COP28 President Dr. Sultan Al Jaber gaveled the first major milestone of COP28 late last week, delivering an agreement to operationalise a fund that will assist developing countries that are particularly vulnerable to the adverse effects of climate change, known in the negotiations as “loss and damage”.
“The hard work of many people over many years has been delivered in Dubai. The speed at which the world came together to get this fund operationalised within one year since Parties agreed to it in Sharm El Sheikh is unprecedented,” Dr Jaber said in a statement.
The Fund was agreed upon during COP27, held in Sharm El Sheikh, Egypt, and became operational Friday following the agreement reached by parties during 5 transitional committee meetings.

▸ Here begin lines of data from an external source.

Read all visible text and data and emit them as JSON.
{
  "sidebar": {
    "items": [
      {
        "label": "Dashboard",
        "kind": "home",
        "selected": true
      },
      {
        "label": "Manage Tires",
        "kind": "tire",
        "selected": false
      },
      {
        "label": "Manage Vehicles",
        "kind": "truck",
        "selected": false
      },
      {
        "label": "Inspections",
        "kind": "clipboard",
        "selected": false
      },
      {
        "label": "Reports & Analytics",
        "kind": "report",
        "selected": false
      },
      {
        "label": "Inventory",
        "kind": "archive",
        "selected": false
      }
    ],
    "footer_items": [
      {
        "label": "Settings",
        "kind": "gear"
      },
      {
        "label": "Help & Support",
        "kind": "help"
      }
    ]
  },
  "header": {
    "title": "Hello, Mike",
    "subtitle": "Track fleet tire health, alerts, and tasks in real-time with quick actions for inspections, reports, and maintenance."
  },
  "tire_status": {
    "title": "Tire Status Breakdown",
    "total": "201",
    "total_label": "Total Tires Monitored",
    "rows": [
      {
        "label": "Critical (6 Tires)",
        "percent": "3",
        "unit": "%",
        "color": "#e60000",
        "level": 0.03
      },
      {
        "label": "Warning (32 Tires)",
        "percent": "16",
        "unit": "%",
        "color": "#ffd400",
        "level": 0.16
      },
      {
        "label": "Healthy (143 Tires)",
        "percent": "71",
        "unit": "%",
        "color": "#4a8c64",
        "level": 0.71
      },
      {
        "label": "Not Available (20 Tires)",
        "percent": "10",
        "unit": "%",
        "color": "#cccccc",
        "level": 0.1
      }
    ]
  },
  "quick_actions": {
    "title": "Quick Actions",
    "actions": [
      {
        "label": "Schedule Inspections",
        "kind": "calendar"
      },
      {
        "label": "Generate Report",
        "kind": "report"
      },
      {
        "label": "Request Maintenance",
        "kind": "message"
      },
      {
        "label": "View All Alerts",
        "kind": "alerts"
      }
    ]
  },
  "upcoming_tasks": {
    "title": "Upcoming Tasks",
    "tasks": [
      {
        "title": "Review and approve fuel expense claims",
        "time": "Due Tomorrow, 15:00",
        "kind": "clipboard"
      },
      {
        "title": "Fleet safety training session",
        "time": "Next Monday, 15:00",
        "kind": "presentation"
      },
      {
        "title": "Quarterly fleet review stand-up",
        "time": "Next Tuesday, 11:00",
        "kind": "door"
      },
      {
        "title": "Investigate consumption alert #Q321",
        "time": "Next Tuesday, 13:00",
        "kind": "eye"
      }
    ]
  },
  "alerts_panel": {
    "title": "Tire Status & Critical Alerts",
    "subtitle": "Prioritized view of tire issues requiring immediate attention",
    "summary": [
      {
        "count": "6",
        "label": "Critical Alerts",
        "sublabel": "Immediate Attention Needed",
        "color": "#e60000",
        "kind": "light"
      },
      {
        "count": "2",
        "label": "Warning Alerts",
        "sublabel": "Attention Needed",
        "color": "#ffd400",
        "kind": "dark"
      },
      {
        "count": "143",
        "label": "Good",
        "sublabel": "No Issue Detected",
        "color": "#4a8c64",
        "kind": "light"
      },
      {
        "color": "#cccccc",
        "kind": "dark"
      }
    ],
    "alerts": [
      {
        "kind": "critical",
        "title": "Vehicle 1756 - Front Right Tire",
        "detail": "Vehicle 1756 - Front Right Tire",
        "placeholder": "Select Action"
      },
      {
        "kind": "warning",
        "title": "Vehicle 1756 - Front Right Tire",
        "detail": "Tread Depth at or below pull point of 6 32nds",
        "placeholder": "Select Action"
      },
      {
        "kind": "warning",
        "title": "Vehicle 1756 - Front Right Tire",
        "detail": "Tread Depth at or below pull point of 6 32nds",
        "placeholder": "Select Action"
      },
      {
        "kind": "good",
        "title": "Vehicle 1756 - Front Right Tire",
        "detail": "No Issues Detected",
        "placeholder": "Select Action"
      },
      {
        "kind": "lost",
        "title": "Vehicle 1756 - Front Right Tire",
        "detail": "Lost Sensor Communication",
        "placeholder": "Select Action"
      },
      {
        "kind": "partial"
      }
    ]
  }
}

The 5th transitional meeting hosted earlier this month in Abu Dhabi was added by the COP28 Presidency following the impasse reached at the 4th meeting, where Parties reached a resolution.
That meeting generated recommendations on implementing the Fund, including the provision of essential grant-based support to countries especially impacted by climate and loss. In a comprehensive listening tour, COP28 leadership socialised the recommendations with national governments ahead of COP28, laying the groundwork for the decision to operationalise the fund.
Loss and Damage is essential even if the world meets climate mitigation goals because a “locked-in” level of warming already impacts the particularly vulnerable communities hit by extreme weather events, such as storms and floods, reduced agricultural productivity, and rising sea levels.
This decisive action on Loss and Damage will enable the Parties to focus on the strongest possible response to the Global Stocktake, the world’s report card on progress toward the Paris Agreement goals.
The UAE announced a $100 million commitment to the Fund, which aims to provide financial assistance to countries at extreme risk from climate change, to support climate change mitigation and recovery.
Other countries making notable commitments included Germany, which committed $100m, the UK, which committed £ 40m for the Fund and £20m for other arrangements, Japan, which contributed $10m and the US, which committed $17.5m.
“This Fund will support billions of people, lives and livelihoods that are particularly vulnerable to the effects of climate change, “I want to thank my team for all their hard work to make this possible on day one of COP28. It proves, the world can unite can act, and can deliver,” Dr Al Jaber said.